Há quem os queira reformar e quem fechar
- – O Papa que convida os aspirantes a padres a ficarem longe da pornografia,
- a CEI que quer que sejam examinados por psicólogas.
- Prédios cada vez mais vazios, números cada vez mais reduzidos.
A Itália ainda se salva em relação ao resto da Europa secularizada, mas até quando?
Ao ouvir o Papa cabe ficar um pouco perturbados e inquietos: até padres e freiras são tentados pela pornografia digital:
“Não direi ‘levante a mão quem já teve pelo menos uma experiência disso’, mas cada um de vocês pense se teve a experiência ou a tentação da pornografia digital”,
observou na segunda-feira passada ao receber em audiência os seminaristas e os sacerdotes que estudam em Roma.
Afinal, acrescentou Francisco,
“é um vício que têm tantas pessoas, tantos leigos, tantas leigas, e também sacerdotes e freiras. O diabo entra por aí”.
Ele se referia – e especificou – não ao lado “criminoso” da situação, mas à pornografia “meio normal”:
“É algo que enfraquece a alma”, que “enfraquece o coração sacerdotal”.
Demasiadas histórias de homens que saíram dos seminários que denotam depois um estilo de vida não propriamente inclinado à missão para a qual foram formados, as crônicas o contam bem,
- há dioceses sem sacerdotes que, por desespero,
- acolhem aqueles que em outros lugares são descartados ou afastados pelos mais variados motivos.

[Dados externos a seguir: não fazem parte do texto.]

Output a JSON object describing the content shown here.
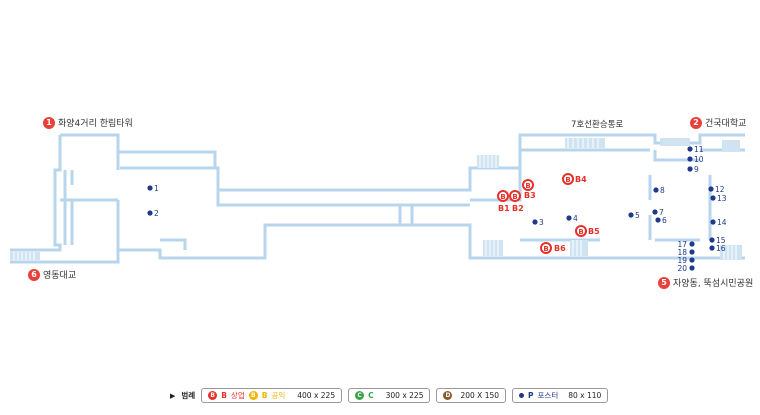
{
  "exits": [
    {
      "num": "1",
      "label": "화양4거리 한림타워"
    },
    {
      "num": "2",
      "label": "건국대학교"
    },
    {
      "num": "5",
      "label": "자양동, 뚝섬시민공원"
    },
    {
      "num": "6",
      "label": "영동대교"
    }
  ],
  "transfer_label": "7호선환승통로",
  "ad_spots": [
    {
      "id": "1"
    },
    {
      "id": "2"
    },
    {
      "id": "3"
    },
    {
      "id": "4"
    },
    {
      "id": "5"
    },
    {
      "id": "6"
    },
    {
      "id": "7"
    },
    {
      "id": "8"
    },
    {
      "id": "9"
    },
    {
      "id": "10"
    },
    {
      "id": "11"
    },
    {
      "id": "12"
    },
    {
      "id": "13"
    },
    {
      "id": "14"
    },
    {
      "id": "15"
    },
    {
      "id": "16"
    },
    {
      "id": "17"
    },
    {
      "id": "18"
    },
    {
      "id": "19"
    },
    {
      "id": "20"
    }
  ],
  "b_spots": [
    "B1",
    "B2",
    "B3",
    "B4",
    "B5",
    "B6"
  ],
  "legend": {
    "title": "범례",
    "b_item1": "B",
    "b_label1": "상업",
    "b_item2": "B",
    "b_label2": "공익",
    "b_size": "400 x 225",
    "c_item": "C",
    "c_size": "300 x 225",
    "d_size": "200 X 150",
    "p_item": "P",
    "p_label": "포스터",
    "p_size": "80 x 110"
  },
  "colors": {
    "wall": "#c6dff0",
    "wall_stroke": "#a9cde6",
    "ad_dot": "#1f3a8a",
    "b_spot": "#e8302a",
    "exit_badge": "#e8403a",
    "legend_c": "#3aa34a",
    "legend_d": "#8a5a2b",
    "legend_bpublic": "#f5b400"
  }
}
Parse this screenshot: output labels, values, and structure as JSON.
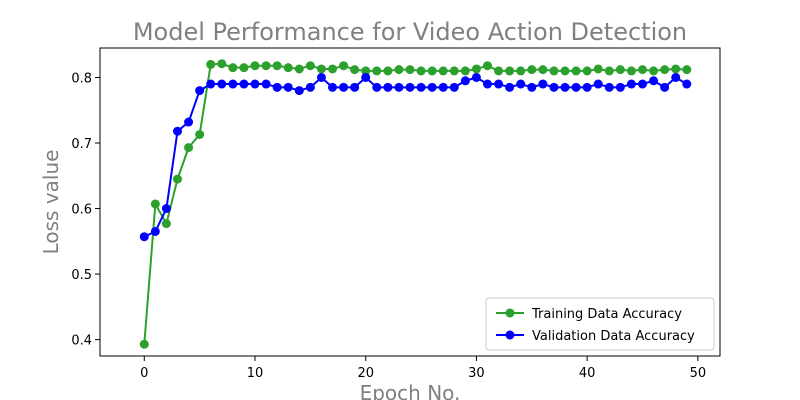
{
  "chart_data": {
    "type": "line",
    "title": "Model Performance for Video Action Detection",
    "xlabel": "Epoch No.",
    "ylabel": "Loss value",
    "xlim": [
      -4,
      52
    ],
    "ylim": [
      0.375,
      0.845
    ],
    "xticks": [
      0,
      10,
      20,
      30,
      40,
      50
    ],
    "yticks": [
      0.4,
      0.5,
      0.6,
      0.7,
      0.8
    ],
    "xtick_labels": [
      "0",
      "10",
      "20",
      "30",
      "40",
      "50"
    ],
    "ytick_labels": [
      "0.4",
      "0.5",
      "0.6",
      "0.7",
      "0.8"
    ],
    "grid": false,
    "legend_position": "lower-right",
    "x": [
      0,
      1,
      2,
      3,
      4,
      5,
      6,
      7,
      8,
      9,
      10,
      11,
      12,
      13,
      14,
      15,
      16,
      17,
      18,
      19,
      20,
      21,
      22,
      23,
      24,
      25,
      26,
      27,
      28,
      29,
      30,
      31,
      32,
      33,
      34,
      35,
      36,
      37,
      38,
      39,
      40,
      41,
      42,
      43,
      44,
      45,
      46,
      47,
      48,
      49
    ],
    "series": [
      {
        "name": "Training Data Accuracy",
        "color": "#2ca02c",
        "values": [
          0.393,
          0.607,
          0.577,
          0.645,
          0.693,
          0.713,
          0.82,
          0.821,
          0.815,
          0.815,
          0.818,
          0.818,
          0.818,
          0.815,
          0.813,
          0.818,
          0.813,
          0.813,
          0.818,
          0.812,
          0.81,
          0.81,
          0.81,
          0.812,
          0.812,
          0.81,
          0.81,
          0.81,
          0.81,
          0.81,
          0.813,
          0.818,
          0.81,
          0.81,
          0.81,
          0.812,
          0.812,
          0.81,
          0.81,
          0.81,
          0.81,
          0.813,
          0.81,
          0.812,
          0.81,
          0.812,
          0.81,
          0.812,
          0.813,
          0.812
        ]
      },
      {
        "name": "Validation Data Accuracy",
        "color": "#0000ff",
        "values": [
          0.557,
          0.565,
          0.6,
          0.718,
          0.732,
          0.78,
          0.79,
          0.79,
          0.79,
          0.79,
          0.79,
          0.79,
          0.785,
          0.785,
          0.78,
          0.785,
          0.8,
          0.785,
          0.785,
          0.785,
          0.8,
          0.785,
          0.785,
          0.785,
          0.785,
          0.785,
          0.785,
          0.785,
          0.785,
          0.795,
          0.8,
          0.79,
          0.79,
          0.785,
          0.79,
          0.785,
          0.79,
          0.785,
          0.785,
          0.785,
          0.785,
          0.79,
          0.785,
          0.785,
          0.79,
          0.79,
          0.795,
          0.785,
          0.8,
          0.79
        ]
      }
    ]
  }
}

- E muitas vezes nada bons.
Mesmo os seminaristas, definidos precisamente como “errantes”, que circulam de uma ponta a outra da Itália em busca de algum bispo que os acolha:
- “A instabilidade relacional e afetiva, e a falta de raízes eclesiais são sinais perigosos”,
- sancionava o documento final do Sínodo sobre os jovens de 2018.
Não é bom, disse e reiterou o Papa, algo deve ser feito para intervir primeiro, na raiz do problema.
A tentativa, talvez possa ser a última, é confiar a um psicólogo (de preferência uma psicóloga – curiosa a distinção entre homens e mulheres mesmo entre os profissionais, como se um psicólogo só por ser homem não esteja apto a investigar o estado do candidato) quantos entrarão no seminário.
- O/a especialista será chamado para avaliar se existem problemas nos jovens rapazes,
- de modo a minimizar as infelizes surpresas futuras que muitas vezes têm a ver com episódios de violência ou colapsos psíquicos
- que também pesariam sobre as comunidades confiadas a tais pastores.
Os chamados padres “neuróticos” (cit. Jorge Mario Bergoglio).
A Conferência Episcopal Italiana está trabalhando no projeto, será mais conhecido em maio, quando o plenário dos bispos votará os projetos para tentar desmentir aqueles que – e não são poucos – profetizam o iminente fechamento dos seminários devido à ausência de novos ingressos.
A Itália ainda se salva em relação à evidente desolação do outro lado das fronteiras,
- basta saber que enquanto 114 sacerdotes foram ordenados na França em 2018 (dos quais apenas 68 diocesanos),
- na Itália os novos sacerdotes somavam 248.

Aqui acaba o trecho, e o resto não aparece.